The results indicate that the proposed hybrid ensemble learning model outperforms conventional classifiers. Among the feature selection methods, Lasso generally emerged as the most effective, whereas Ridge was the weakest. With Lasso-based feature selection, the proposed hybrid ensemble model achieved strong performance across the primary metrics, attaining an accuracy of 0.9782, precision of 0.9862, recall of 0.9899, F1 score of 0.9880 and an AUC of 0.9868.

To interpret the selected features, SHAP and LIME methods within explainable AI, along with correlation analyses, were employed. The resulting visualizations reveal that high expression levels of EPHA10, HOXC6 and DLX1 directly contribute to the successful classification of cancerous samples, whereas high H3F3C and low ABCG1 and DPF1 expression levels directly aid in the classification of normal samples.

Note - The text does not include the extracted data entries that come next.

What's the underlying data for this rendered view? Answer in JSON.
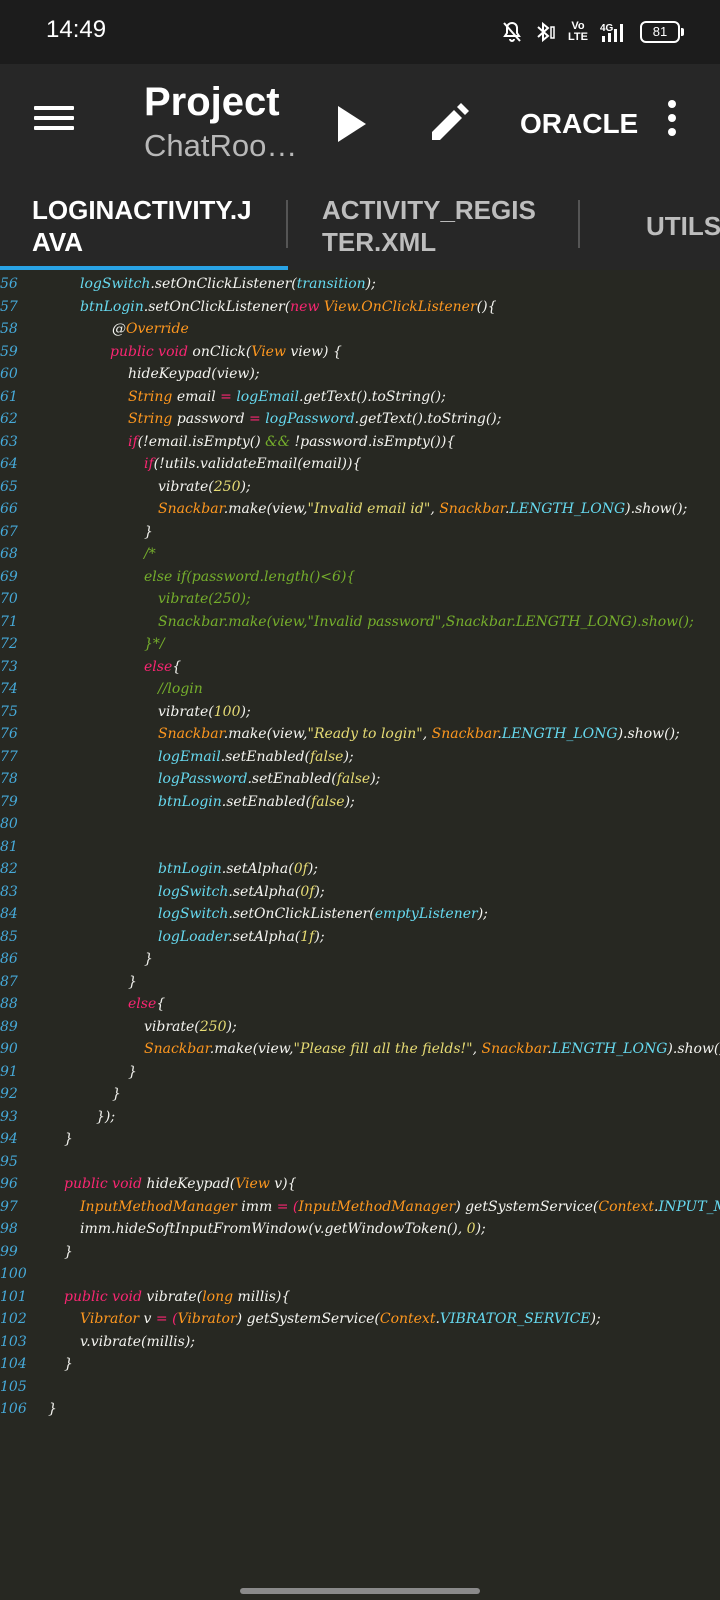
{
  "status_bar": {
    "time": "14:49",
    "battery": "81",
    "volte": "Vo\nLTE",
    "network": "4G"
  },
  "app_bar": {
    "title": "Project",
    "subtitle": "ChatRoo…",
    "oracle_label": "ORACLE",
    "icons": [
      "menu-icon",
      "play-icon",
      "pencil-icon",
      "more-vert-icon"
    ]
  },
  "tabs": [
    {
      "label": "LOGINACTIVITY.JAVA",
      "line1": "LOGINACTIVITY.J",
      "line2": "AVA",
      "active": true
    },
    {
      "label": "ACTIVITY_REGISTER.XML",
      "line1": "ACTIVITY_REGIS",
      "line2": "TER.XML",
      "active": false
    },
    {
      "label": "UTILS",
      "line1": "UTILS",
      "line2": "",
      "active": false
    }
  ],
  "colors": {
    "background": "#272822",
    "line_number": "#46a9d8",
    "keyword": "#f92672",
    "type": "#fd971f",
    "field": "#66d9ef",
    "string": "#e6db74",
    "comment": "#75ae2c",
    "plain": "#f4f4f0",
    "tab_indicator": "#29a3e6"
  },
  "code_lines": [
    {
      "n": "56",
      "indent": 80,
      "tokens": [
        [
          "logSwitch",
          "field"
        ],
        [
          ".setOnClickListener(",
          "plain"
        ],
        [
          "transition",
          "field"
        ],
        [
          ");",
          "plain"
        ]
      ]
    },
    {
      "n": "57",
      "indent": 80,
      "tokens": [
        [
          "btnLogin",
          "field"
        ],
        [
          ".setOnClickListener(",
          "plain"
        ],
        [
          "new ",
          "keyword"
        ],
        [
          "View.OnClickListener",
          "type"
        ],
        [
          "(){",
          "plain"
        ]
      ]
    },
    {
      "n": "58",
      "indent": 112,
      "tokens": [
        [
          "@",
          "plain"
        ],
        [
          "Override",
          "type"
        ]
      ]
    },
    {
      "n": "59",
      "indent": 110,
      "tokens": [
        [
          "public void ",
          "keyword"
        ],
        [
          "onClick(",
          "plain"
        ],
        [
          "View ",
          "type"
        ],
        [
          "view) {",
          "plain"
        ]
      ]
    },
    {
      "n": "60",
      "indent": 128,
      "tokens": [
        [
          "hideKeypad(view);",
          "plain"
        ]
      ]
    },
    {
      "n": "61",
      "indent": 128,
      "tokens": [
        [
          "String ",
          "type"
        ],
        [
          "email ",
          "plain"
        ],
        [
          "= ",
          "keyword"
        ],
        [
          "logEmail",
          "field"
        ],
        [
          ".getText().toString();",
          "plain"
        ]
      ]
    },
    {
      "n": "62",
      "indent": 128,
      "tokens": [
        [
          "String ",
          "type"
        ],
        [
          "password ",
          "plain"
        ],
        [
          "= ",
          "keyword"
        ],
        [
          "logPassword",
          "field"
        ],
        [
          ".getText().toString();",
          "plain"
        ]
      ]
    },
    {
      "n": "63",
      "indent": 128,
      "tokens": [
        [
          "if",
          "keyword"
        ],
        [
          "(!email.isEmpty() ",
          "plain"
        ],
        [
          "&& ",
          "comment"
        ],
        [
          "!password.isEmpty()){",
          "plain"
        ]
      ]
    },
    {
      "n": "64",
      "indent": 144,
      "tokens": [
        [
          "if",
          "keyword"
        ],
        [
          "(!utils.validateEmail(email)){",
          "plain"
        ]
      ]
    },
    {
      "n": "65",
      "indent": 158,
      "tokens": [
        [
          "vibrate(",
          "plain"
        ],
        [
          "250",
          "string"
        ],
        [
          ");",
          "plain"
        ]
      ]
    },
    {
      "n": "66",
      "indent": 158,
      "tokens": [
        [
          "Snackbar",
          "type"
        ],
        [
          ".make(view,",
          "plain"
        ],
        [
          "\"Invalid email id\"",
          "string"
        ],
        [
          ", ",
          "plain"
        ],
        [
          "Snackbar",
          "type"
        ],
        [
          ".",
          "plain"
        ],
        [
          "LENGTH_LONG",
          "field"
        ],
        [
          ").show();",
          "plain"
        ]
      ]
    },
    {
      "n": "67",
      "indent": 144,
      "tokens": [
        [
          "}",
          "plain"
        ]
      ]
    },
    {
      "n": "68",
      "indent": 144,
      "tokens": [
        [
          "/*",
          "comment"
        ]
      ]
    },
    {
      "n": "69",
      "indent": 144,
      "tokens": [
        [
          "else if(password.length()<6){",
          "comment"
        ]
      ]
    },
    {
      "n": "70",
      "indent": 158,
      "tokens": [
        [
          "vibrate(250);",
          "comment"
        ]
      ]
    },
    {
      "n": "71",
      "indent": 158,
      "tokens": [
        [
          "Snackbar.make(view,\"Invalid password\",Snackbar.LENGTH_LONG).show();",
          "comment"
        ]
      ]
    },
    {
      "n": "72",
      "indent": 144,
      "tokens": [
        [
          "}*/",
          "comment"
        ]
      ]
    },
    {
      "n": "73",
      "indent": 144,
      "tokens": [
        [
          "else",
          "keyword"
        ],
        [
          "{",
          "plain"
        ]
      ]
    },
    {
      "n": "74",
      "indent": 158,
      "tokens": [
        [
          "//login",
          "comment"
        ]
      ]
    },
    {
      "n": "75",
      "indent": 158,
      "tokens": [
        [
          "vibrate(",
          "plain"
        ],
        [
          "100",
          "string"
        ],
        [
          ");",
          "plain"
        ]
      ]
    },
    {
      "n": "76",
      "indent": 158,
      "tokens": [
        [
          "Snackbar",
          "type"
        ],
        [
          ".make(view,",
          "plain"
        ],
        [
          "\"Ready to login\"",
          "string"
        ],
        [
          ", ",
          "plain"
        ],
        [
          "Snackbar",
          "type"
        ],
        [
          ".",
          "plain"
        ],
        [
          "LENGTH_LONG",
          "field"
        ],
        [
          ").show();",
          "plain"
        ]
      ]
    },
    {
      "n": "77",
      "indent": 158,
      "tokens": [
        [
          "logEmail",
          "field"
        ],
        [
          ".setEnabled(",
          "plain"
        ],
        [
          "false",
          "string"
        ],
        [
          ");",
          "plain"
        ]
      ]
    },
    {
      "n": "78",
      "indent": 158,
      "tokens": [
        [
          "logPassword",
          "field"
        ],
        [
          ".setEnabled(",
          "plain"
        ],
        [
          "false",
          "string"
        ],
        [
          ");",
          "plain"
        ]
      ]
    },
    {
      "n": "79",
      "indent": 158,
      "tokens": [
        [
          "btnLogin",
          "field"
        ],
        [
          ".setEnabled(",
          "plain"
        ],
        [
          "false",
          "string"
        ],
        [
          ");",
          "plain"
        ]
      ]
    },
    {
      "n": "80",
      "indent": 0,
      "tokens": []
    },
    {
      "n": "81",
      "indent": 0,
      "tokens": []
    },
    {
      "n": "82",
      "indent": 158,
      "tokens": [
        [
          "btnLogin",
          "field"
        ],
        [
          ".setAlpha(",
          "plain"
        ],
        [
          "0f",
          "string"
        ],
        [
          ");",
          "plain"
        ]
      ]
    },
    {
      "n": "83",
      "indent": 158,
      "tokens": [
        [
          "logSwitch",
          "field"
        ],
        [
          ".setAlpha(",
          "plain"
        ],
        [
          "0f",
          "string"
        ],
        [
          ");",
          "plain"
        ]
      ]
    },
    {
      "n": "84",
      "indent": 158,
      "tokens": [
        [
          "logSwitch",
          "field"
        ],
        [
          ".setOnClickListener(",
          "plain"
        ],
        [
          "emptyListener",
          "field"
        ],
        [
          ");",
          "plain"
        ]
      ]
    },
    {
      "n": "85",
      "indent": 158,
      "tokens": [
        [
          "logLoader",
          "field"
        ],
        [
          ".setAlpha(",
          "plain"
        ],
        [
          "1f",
          "string"
        ],
        [
          ");",
          "plain"
        ]
      ]
    },
    {
      "n": "86",
      "indent": 144,
      "tokens": [
        [
          "}",
          "plain"
        ]
      ]
    },
    {
      "n": "87",
      "indent": 128,
      "tokens": [
        [
          "}",
          "plain"
        ]
      ]
    },
    {
      "n": "88",
      "indent": 128,
      "tokens": [
        [
          "else",
          "keyword"
        ],
        [
          "{",
          "plain"
        ]
      ]
    },
    {
      "n": "89",
      "indent": 144,
      "tokens": [
        [
          "vibrate(",
          "plain"
        ],
        [
          "250",
          "string"
        ],
        [
          ");",
          "plain"
        ]
      ]
    },
    {
      "n": "90",
      "indent": 144,
      "tokens": [
        [
          "Snackbar",
          "type"
        ],
        [
          ".make(view,",
          "plain"
        ],
        [
          "\"Please fill all the fields!\"",
          "string"
        ],
        [
          ", ",
          "plain"
        ],
        [
          "Snackbar",
          "type"
        ],
        [
          ".",
          "plain"
        ],
        [
          "LENGTH_LONG",
          "field"
        ],
        [
          ").show();",
          "plain"
        ]
      ]
    },
    {
      "n": "91",
      "indent": 128,
      "tokens": [
        [
          "}",
          "plain"
        ]
      ]
    },
    {
      "n": "92",
      "indent": 112,
      "tokens": [
        [
          "}",
          "plain"
        ]
      ]
    },
    {
      "n": "93",
      "indent": 96,
      "tokens": [
        [
          "});",
          "plain"
        ]
      ]
    },
    {
      "n": "94",
      "indent": 64,
      "tokens": [
        [
          "}",
          "plain"
        ]
      ]
    },
    {
      "n": "95",
      "indent": 0,
      "tokens": []
    },
    {
      "n": "96",
      "indent": 64,
      "tokens": [
        [
          "public void ",
          "keyword"
        ],
        [
          "hideKeypad(",
          "plain"
        ],
        [
          "View ",
          "type"
        ],
        [
          "v){",
          "plain"
        ]
      ]
    },
    {
      "n": "97",
      "indent": 80,
      "tokens": [
        [
          "InputMethodManager ",
          "type"
        ],
        [
          "imm ",
          "plain"
        ],
        [
          "= (",
          "keyword"
        ],
        [
          "InputMethodManager",
          "type"
        ],
        [
          ") getSystemService(",
          "plain"
        ],
        [
          "Context",
          "type"
        ],
        [
          ".",
          "plain"
        ],
        [
          "INPUT_METHOD_SERVICE",
          "field"
        ],
        [
          ");",
          "plain"
        ]
      ]
    },
    {
      "n": "98",
      "indent": 80,
      "tokens": [
        [
          "imm.hideSoftInputFromWindow(v.getWindowToken(), ",
          "plain"
        ],
        [
          "0",
          "string"
        ],
        [
          ");",
          "plain"
        ]
      ]
    },
    {
      "n": "99",
      "indent": 64,
      "tokens": [
        [
          "}",
          "plain"
        ]
      ]
    },
    {
      "n": "100",
      "indent": 0,
      "tokens": []
    },
    {
      "n": "101",
      "indent": 64,
      "tokens": [
        [
          "public void ",
          "keyword"
        ],
        [
          "vibrate(",
          "plain"
        ],
        [
          "long ",
          "type"
        ],
        [
          "millis){",
          "plain"
        ]
      ]
    },
    {
      "n": "102",
      "indent": 80,
      "tokens": [
        [
          "Vibrator ",
          "type"
        ],
        [
          "v ",
          "plain"
        ],
        [
          "= (",
          "keyword"
        ],
        [
          "Vibrator",
          "type"
        ],
        [
          ") getSystemService(",
          "plain"
        ],
        [
          "Context",
          "type"
        ],
        [
          ".",
          "plain"
        ],
        [
          "VIBRATOR_SERVICE",
          "field"
        ],
        [
          ");",
          "plain"
        ]
      ]
    },
    {
      "n": "103",
      "indent": 80,
      "tokens": [
        [
          "v.vibrate(millis);",
          "plain"
        ]
      ]
    },
    {
      "n": "104",
      "indent": 64,
      "tokens": [
        [
          "}",
          "plain"
        ]
      ]
    },
    {
      "n": "105",
      "indent": 0,
      "tokens": []
    },
    {
      "n": "106",
      "indent": 48,
      "tokens": [
        [
          "}",
          "plain"
        ]
      ]
    }
  ]
}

In conclusion, by integrating the strengths of diverse classifiers, the proposed hybrid ensemble learning model yields a more stable, reliable and generalizable framework that delivers high classification performance across multiple cancer types. The findings obtained substantiate this claim. Based on the findings of this study, one focus area for future research could be a more in-depth examination of the interactions between genes identified using XAI methods. Investigating multi-stage feature selection strategies to further optimize gene selection processes may be beneficial for improving the model’s accuracy and generalization ability. Such studies may contribute to a better understanding of biologically meaningful genes and make the model more suitable for clinical applications. Moreover, the approach makes notable contributions to both bioinformatics and machine learning. The proposed method offers a robust alternative for analyzing small sample sizes and high-dimensional gene expression data and is considered an extensible strategy that can be expanded to support early cancer diagnosis. Future work may further enhance its generalizability by applying the model to additional cancer types and real-world clinical datasets.